SimpleXML keeps returning content on CDATA element

2020-05-08 17:46发布

问题:

So another CDATA returning content question. I've seen many answers, but even though I tried them all, I still get only content.

In more details:

I have an xml file (containing many NewsItem inside):

<NewsML>
<NewsItem>    
    <NewsComponent>               
        <ContentItem>                      
            <DataContent>                
                <body>                    
                    <body.content>                        
                        <![CDATA[<p>This is what I am trying to retrieve</p>]]>
                    </body.content>
                </body>
            </DataContent>
        </ContentItem>
    </NewsComponent>
</NewsItem>

I am trying to get the content of body.content.

Here is my code:

$xml = simplexml_load_file('path/to/my/xml.xml',null,LIBXML_NOCDATA);

if(count($xml->children()) > 0){
    foreach($xml->children() as $element){
        $description = (string)$element->NewsComponent->ContentItem->DataContent->body->body.content;
        echo $description;
    }
}
echo '<pre>';
print_r($xml);
echo '</pre>';

My echo returns: content

even though I do see the content in the print_r of my xml, as we can see here:

SimpleXMLElement Object
(
    [NewsItem] => Array
    (
        [0] => SimpleXMLElement Object
            (

                [NewsComponent] => SimpleXMLElement Object
                    (                            

                        [ContentItem] => Array
                            (
                                [0] => SimpleXMLElement Object
                                    (

                                        [DataContent] => SimpleXMLElement Object
                                            (
                                                [body] => SimpleXMLElement Object
                                                    (
                                                        [body.content] => This is what I am trying to retieve

                                                    )

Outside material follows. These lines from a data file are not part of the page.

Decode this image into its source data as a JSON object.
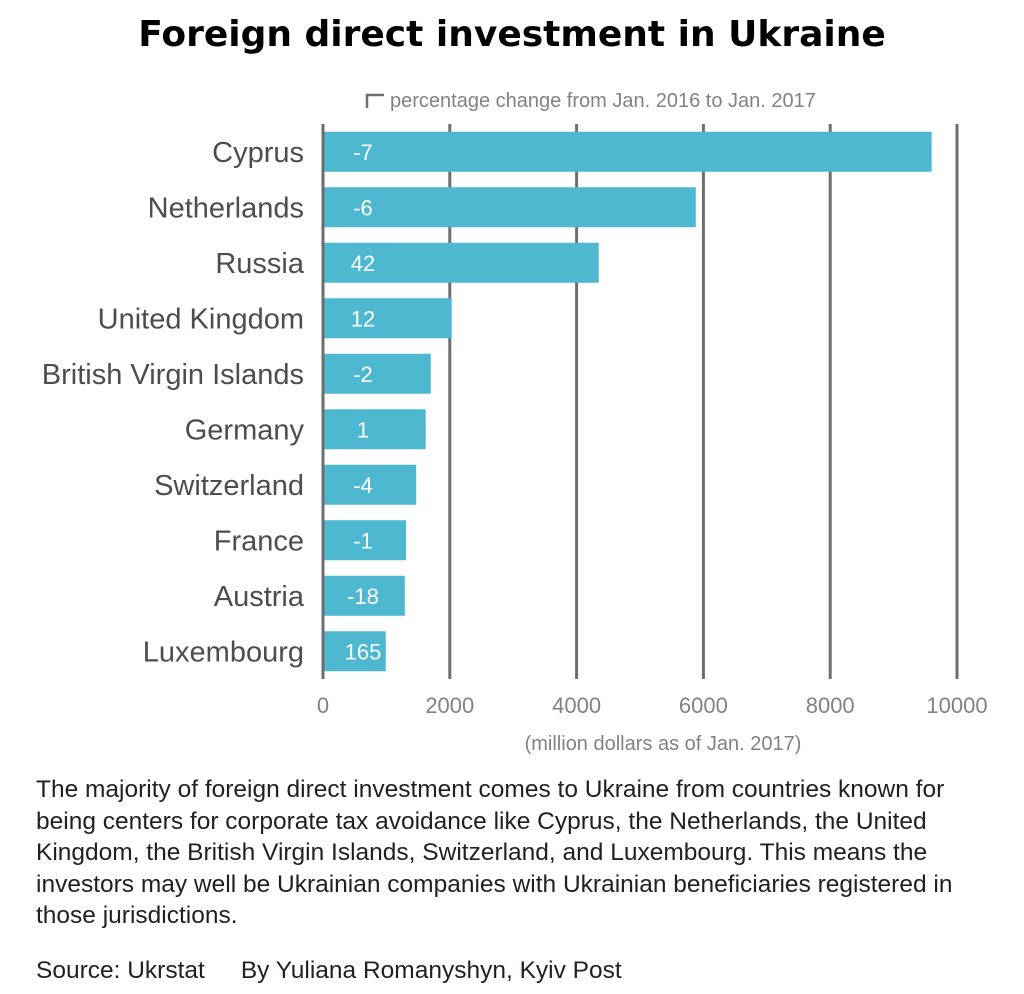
{
  "title": "Foreign direct investment in Ukraine",
  "chart_data": {
    "type": "bar",
    "orientation": "horizontal",
    "categories": [
      "Cyprus",
      "Netherlands",
      "Russia",
      "United Kingdom",
      "British Virgin Islands",
      "Germany",
      "Switzerland",
      "France",
      "Austria",
      "Luxembourg"
    ],
    "series": [
      {
        "values": [
          9600,
          5880,
          4350,
          2030,
          1700,
          1620,
          1470,
          1310,
          1290,
          990
        ]
      }
    ],
    "data_labels": [
      "-7",
      "-6",
      "42",
      "12",
      "-2",
      "1",
      "-4",
      "-1",
      "-18",
      "165"
    ],
    "legend": "percentage change from Jan. 2016 to Jan. 2017",
    "xlabel": "(million dollars as of Jan. 2017)",
    "ylabel": "",
    "xlim": [
      0,
      10000
    ],
    "xticks": [
      "0",
      "2000",
      "4000",
      "6000",
      "8000",
      "10000"
    ],
    "bar_color": "#4db8cf",
    "grid": true
  },
  "caption": "The majority of foreign direct investment comes to Ukraine from countries known for being centers for corporate tax avoidance like Cyprus, the Netherlands, the United Kingdom, the British Virgin Islands, Switzerland, and Luxembourg. This means the investors may well be Ukrainian companies with Ukrainian beneficiaries registered in those jurisdictions.",
  "source": "Source: Ukrstat",
  "byline": "By Yuliana Romanyshyn, Kyiv Post"
}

                                            )

                                    )

                            )

                    )

            )

I tried using (string) or not on the element.

I also tried using

$xml = simplexml_load_file('path/to/my/xml.xml',null,LIBXML_NOCDATA);
vs
$xml = simplexml_load_file('path/to/my/xml.xml',"SimpleXMLElement",LIBXML_NOCDATA);
vs
$xml = simplexml_load_file('path/to/my/xml.xml');

回答1:

For element names which cannot be PHP identifiers (like body.content), you must use an alternative PHP notation:

$element->NewsComponent->ContentItem->DataContent->body->{'body.content'};


回答2:

I think your example returns 'content' because you are concatenating an element that does not exist

$element->NewsComponent->ContentItem->DataContent->body->body

with the string 'content' - probably PHP complains that there's no constant with the name content and therefore assumes you meant 'content'.

Thus my guess is you need to find another way to select an element with a dot in the name.

(This problem does not appear to be related to CDATA.)